In fact, starting supervised visitation may be difficult at first for parents. But if it is carried out based on procedures, this will provide maximum results for both parents and children, as long as they’re patient and committed.

There are several things that non custodial parents have to do during supervised visitation, including:

    • They must read and understand the court order first before visiting.
    • They should avoid discussing court cases in front of the child.
    • They must use clear and understandable language that should be interpreted. Be as specific as possible.
    • They can include supervised visitation in your parenting plan.
    • They must arrive and depart for visits on time.
    • They should put on a cheerful face in front of their child and say goodbye when the visit is over.

If necessary, parents can ask an experienced child custody lawyer for advice regarding the custody process and what they should and shouldn’t do during supervised visitation.

On the other hand, supervised visitation can also be difficult for custodial parents because their routine becomes busier, so supervised visits can be disruptive. However, they have to support and encourage visits with noncustodial parents since it is all in their children’s best interests.

How Long Can the Parents Do Supervised Visitation?

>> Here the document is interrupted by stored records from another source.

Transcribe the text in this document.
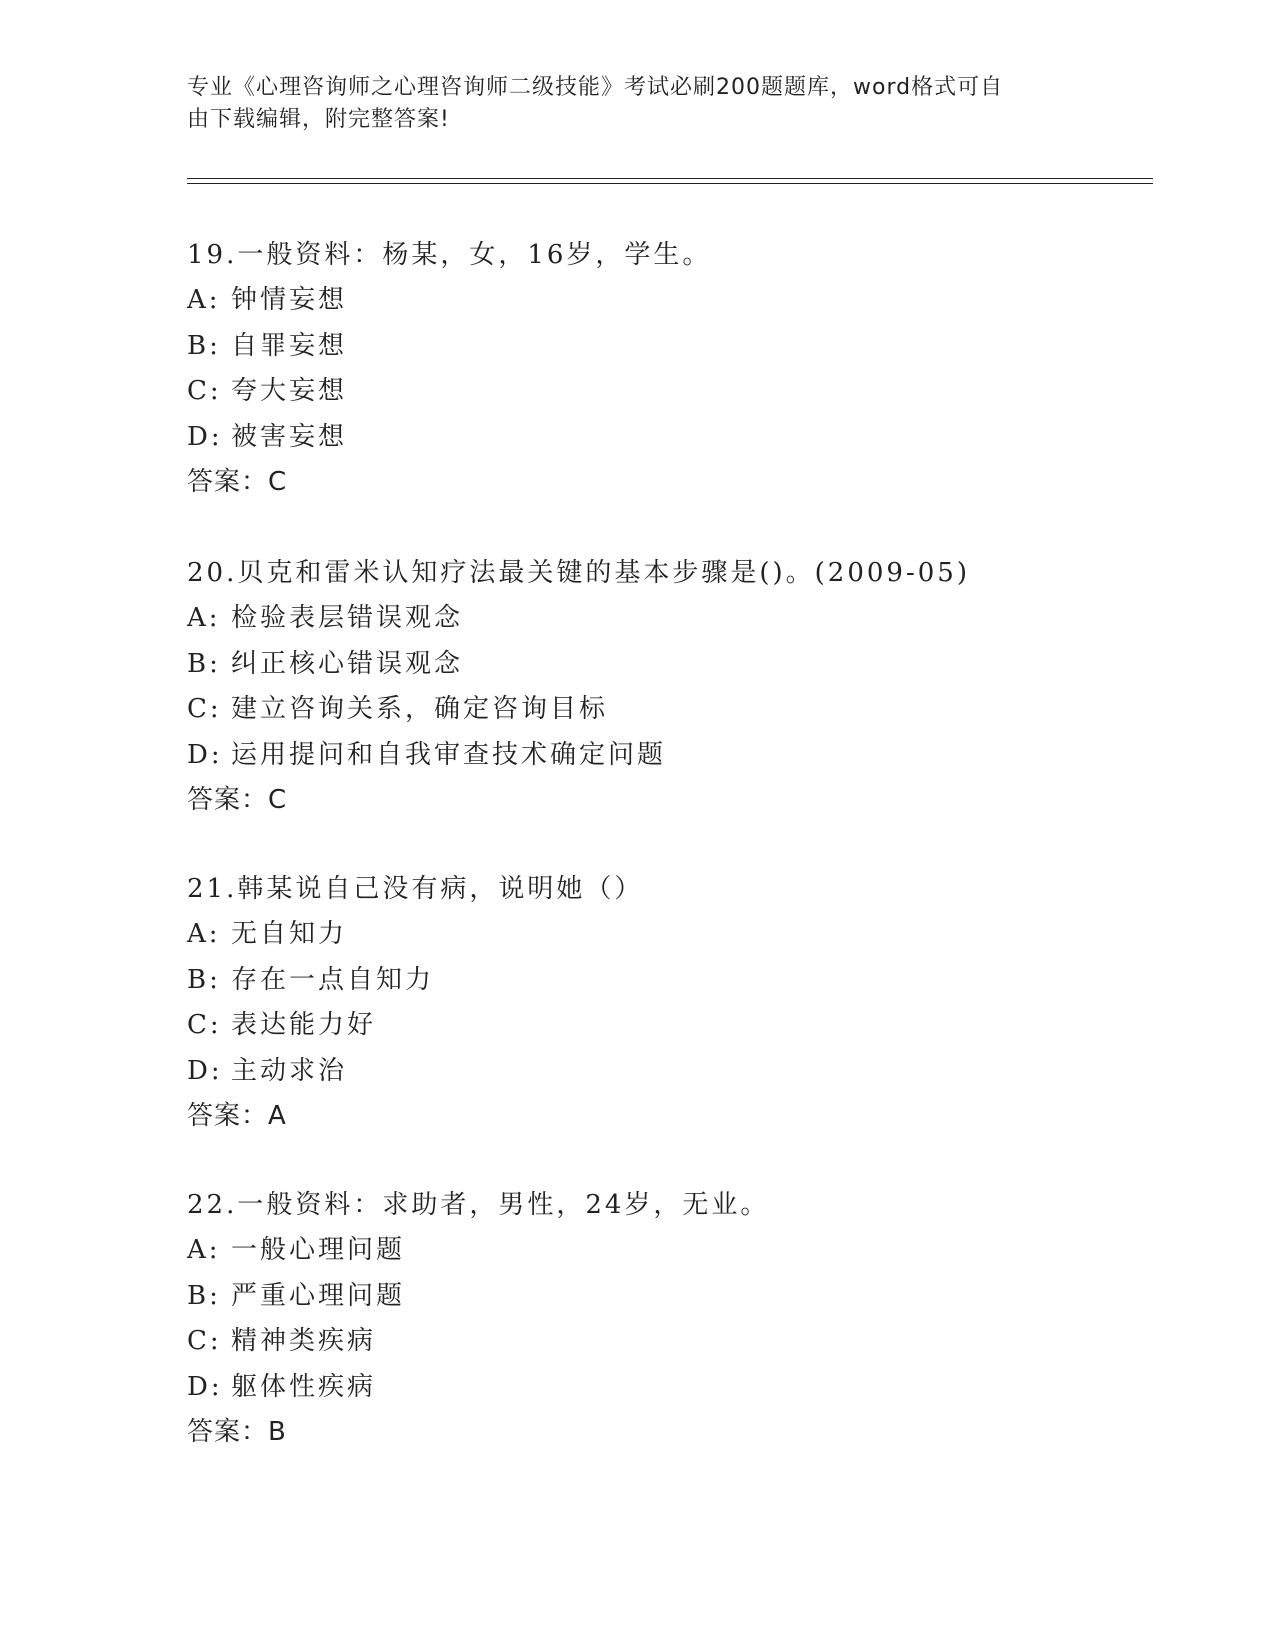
专业《心理咨询师之心理咨询师二级技能》考试必刷200题题库，word格式可自
由下载编辑，附完整答案!
19.一般资料：杨某，女，16岁，学生。
A: 钟情妄想
B: 自罪妄想
C: 夸大妄想
D: 被害妄想
答案：C
20.贝克和雷米认知疗法最关键的基本步骤是()。(2009-05)
A: 检验表层错误观念
B: 纠正核心错误观念
C: 建立咨询关系，确定咨询目标
D: 运用提问和自我审查技术确定问题
答案：C
21.韩某说自己没有病，说明她（）
A: 无自知力
B: 存在一点自知力
C: 表达能力好
D: 主动求治
答案：A
22.一般资料：求助者，男性，24岁，无业。
A: 一般心理问题
B: 严重心理问题
C: 精神类疾病
D: 躯体性疾病
答案：B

When it comes to the duration of the supervised visitation, it will depend on some circumstances, including:

    • The children’s needs.
    • The parent’s work schedule.
    • The availability of the third party

Make sure to request an order that will always be best for your children. The parents can ask a judge to request the order. Sure, they have to complete the court form and submit it to the court. After filling out the form, they will then get a court date to present your case to a judge.


Supervised custody is a custody status that may be changed through VINEWatch, one of the VINE features. This status refers to the status of someone who is undergoing supervised visits, and this is usually done by noncustodial parents to meet their children under the supervision of a third party appointed by the court.